Animals

Demeter was a member of the AEW and an agricultural powerhouse.  I knew that.  Had no idea what it meant.  Apparently, it meant crops, and animals.  Alcibus and pomes and other things in endless rows, and animals like nothing I’d ever seen. I rode the buses all day that first day, picking up what I could in the way of conversation.  The large animals were horses.  Used for work and pleasure and sport – never eaten.  The small, fluffy animals were sheep.  Used for mowing and milking and cheese making – never eaten.  At least in theory.

That’s what it meant to be a member of the AEW, the Affined Equi Worlds, of which there are eleven.  Lots of horses and no meat.  In order to even apply for membership a planet has to be primarily vegetarian.  I wondered briefly if I’d starve eating just plants.  It makes me laugh to think about it now, but it was a concern at the time.  I imagined endless rounds of beans and bread and was dismayed, which tells you how far I’d come from near starvation.

We were at breakfast the second day when a short, skinny man with bread stuffed in one cheek commented, “Always plenty of work around here.”

My ears perked up.  “That would suit me,” I said.  

Hard work,” he said, swapping the bread to the other cheek and adding stewed fruit to his mouth.  

I’m used to hard work,” I said, and it was true.  Luckily. 

He, who turned out to be Max, steered me to his brother-in-law, who shipped kartfels to Tarkelia, and needed men to hoist boxes from the fields onto the trailers that would carry them to the spaceport.  I was tall.  I was hired.  After the first day I spent some of my credits on a good pair of gloves.  I wore them out in two weeks.  I went every evening back to the boarding house and casual conversation, and I was generally happy if not content.  

Kartfel harvest was over in six weeks – early, mid-season and late, all shipped – and I was out of a job. 

You need to get a job working with horses,” Max observed, “steadier work with winter coming on.” 

I couldn’t argue.  The nights had a snap that required a comforter, and the mornings were dappled with frost. I picked up work by word-of-mouth harvesting and boxing pomes, then some work for a few weeks tossing bales of hay onto a conveyer, stacking bales of hay in huge barns, and guiding loads of grain into silos for feeding through the winter.  In doing that, I learned that part of everything everybody grew, went into storage on Equus.  

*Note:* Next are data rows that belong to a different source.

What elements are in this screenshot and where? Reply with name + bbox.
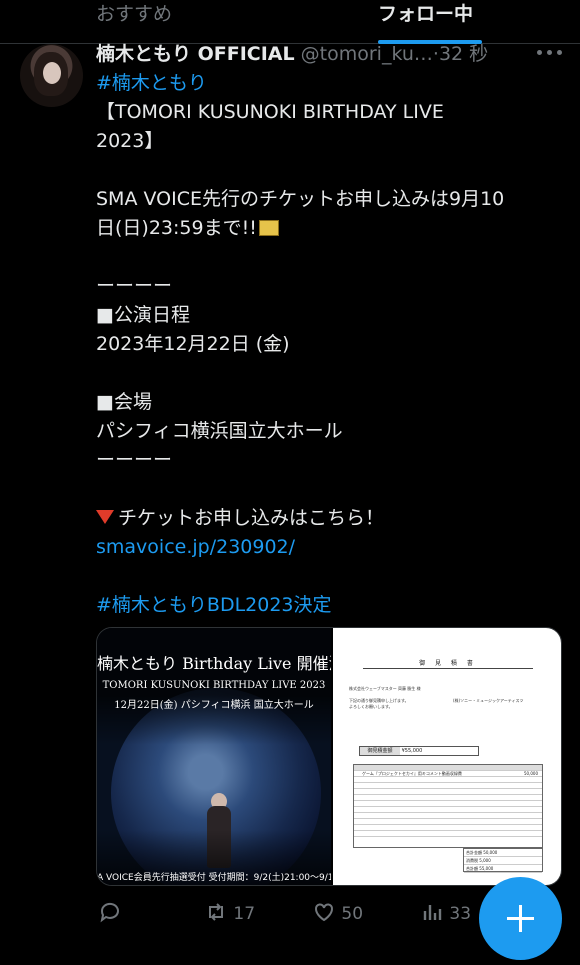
- tweet-line: 【TOMORI KUSUNOKI BIRTHDAY LIVE: [96, 101, 444, 123]
- avatar[interactable]: [20, 44, 83, 107]
- views-chart-icon: [423, 905, 442, 920]
- hashtag-bdl2023[interactable]: #楠木ともりBDL2023決定: [96, 594, 332, 616]
- poster-date-venue: 12月22日(金) パシフィコ横浜 国立大ホール: [114, 700, 314, 711]
- doc-row-item: ゲーム『プロジェクトセカイ』用キコメント動画収録費: [362, 771, 462, 776]
- ticket-emoji-icon: [258, 220, 279, 236]
- tweet-line: パシフィコ横浜国立大ホール: [96, 420, 343, 442]
- doc-tax-label: 消費税: [466, 858, 478, 863]
- doc-subtotal-label: 合計金額: [466, 850, 482, 855]
- tweet-line: 日(日)23:59まで!!: [96, 217, 257, 239]
- avatar-face: [43, 62, 61, 84]
- doc-recipient: 株式会社ウェーブマスター 齊藤 勝生 様: [349, 686, 421, 691]
- tweet-header: 楠木ともり OFFICIAL @tomori_ku…·32 秒: [96, 42, 576, 68]
- tweet-line: チケットお申し込みはこちら！: [118, 507, 385, 529]
- reply-button[interactable]: [98, 896, 122, 932]
- compose-tweet-button[interactable]: [479, 877, 562, 960]
- display-name[interactable]: 楠木ともり OFFICIAL: [96, 43, 295, 65]
- tweet-line: ーーーー: [96, 449, 173, 471]
- doc-amount-label: 御見積金額: [360, 747, 400, 755]
- handle-and-time[interactable]: @tomori_ku…·32 秒: [295, 43, 489, 65]
- red-triangle-down-icon: [96, 510, 114, 524]
- tweet-line: 2023】: [96, 130, 164, 152]
- views-button[interactable]: 33: [420, 896, 471, 932]
- retweet-count: 17: [233, 904, 256, 924]
- reply-icon: [100, 902, 119, 923]
- tab-following[interactable]: フォロー中: [378, 0, 473, 30]
- retweet-button[interactable]: 17: [204, 896, 255, 932]
- doc-table: ゲーム『プロジェクトセカイ』用キコメント動画収録費 50,000: [353, 764, 543, 848]
- doc-tax: 5,000: [479, 858, 491, 863]
- doc-row-price: 50,000: [524, 771, 538, 776]
- doc-total: 55,000: [479, 866, 494, 871]
- tweet-line: ■会場: [96, 391, 152, 413]
- retweet-icon: [209, 903, 223, 921]
- tweet-text: #楠木ともり 【TOMORI KUSUNOKI BIRTHDAY LIVE 20…: [96, 69, 566, 620]
- doc-title: 御 見 積 書: [363, 658, 533, 669]
- doc-totals: 合計金額 50,000 消費税 5,000 合計額 55,000: [463, 848, 543, 873]
- timeline-tabs: おすすめ フォロー中: [0, 0, 580, 44]
- doc-note: よろしくお願いします。: [349, 704, 393, 709]
- like-button[interactable]: 50: [312, 896, 363, 932]
- live-poster-image[interactable]: 楠木ともり Birthday Live 開催決 TOMORI KUSUNOKI …: [97, 628, 331, 885]
- views-count: 33: [449, 904, 472, 924]
- more-options-icon[interactable]: [537, 50, 563, 56]
- doc-company: (株)ソニー・ミュージックアーティスツ: [453, 698, 524, 703]
- poster-footer: A VOICE会員先行抽選受付 受付期間：9/2(土)21:00～9/10(日)…: [97, 873, 331, 883]
- hashtag-tomori[interactable]: #楠木ともり: [96, 72, 207, 94]
- tweet-line: ■公演日程: [96, 304, 190, 326]
- quotation-document-image[interactable]: 御 見 積 書 株式会社ウェーブマスター 齊藤 勝生 様 下記の通り御見積申し上…: [333, 628, 561, 885]
- poster-subtitle: TOMORI KUSUNOKI BIRTHDAY LIVE 2023: [102, 680, 326, 691]
- doc-subtotal: 50,000: [483, 850, 498, 855]
- doc-total-label: 合計額: [466, 866, 478, 871]
- ticket-link[interactable]: smavoice.jp/230902/: [96, 536, 295, 558]
- doc-amount-value: ¥55,000: [401, 748, 423, 754]
- poster-title: 楠木ともり Birthday Live 開催決: [97, 654, 331, 673]
- heart-icon: [315, 903, 333, 922]
- tweet-line: 2023年12月22日 (金): [96, 333, 290, 355]
- doc-amount-box: 御見積金額 ¥55,000: [359, 746, 479, 756]
- tweet-media[interactable]: 楠木ともり Birthday Live 開催決 TOMORI KUSUNOKI …: [96, 627, 562, 886]
- tab-recommended[interactable]: おすすめ: [96, 0, 172, 30]
- tweet-line: ーーーー: [96, 275, 173, 297]
- tweet-line: SMA VOICE先行のチケットお申し込みは9月10: [96, 188, 505, 210]
- like-count: 50: [341, 904, 364, 924]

Then if any planet in the AEW runs short, it gets shipped out to them.” 

It was my last day of working hay and grain, and my boss was handing out credits while he talked to me.  He handed me mine last and said, “You’re a good worker, Gideon.  If you’d like to move into the bunkhouse and work over the winter cleaning stalls and feeding horses, I’d be happy to give you a job. Half the credits you’re earning now, plus free room and board. 

I think I can do that,” I smiled.  With mixed emotions I gathered up my things, settled up and said goodbye to Mrs. Baxter, and moved on to my next adventure.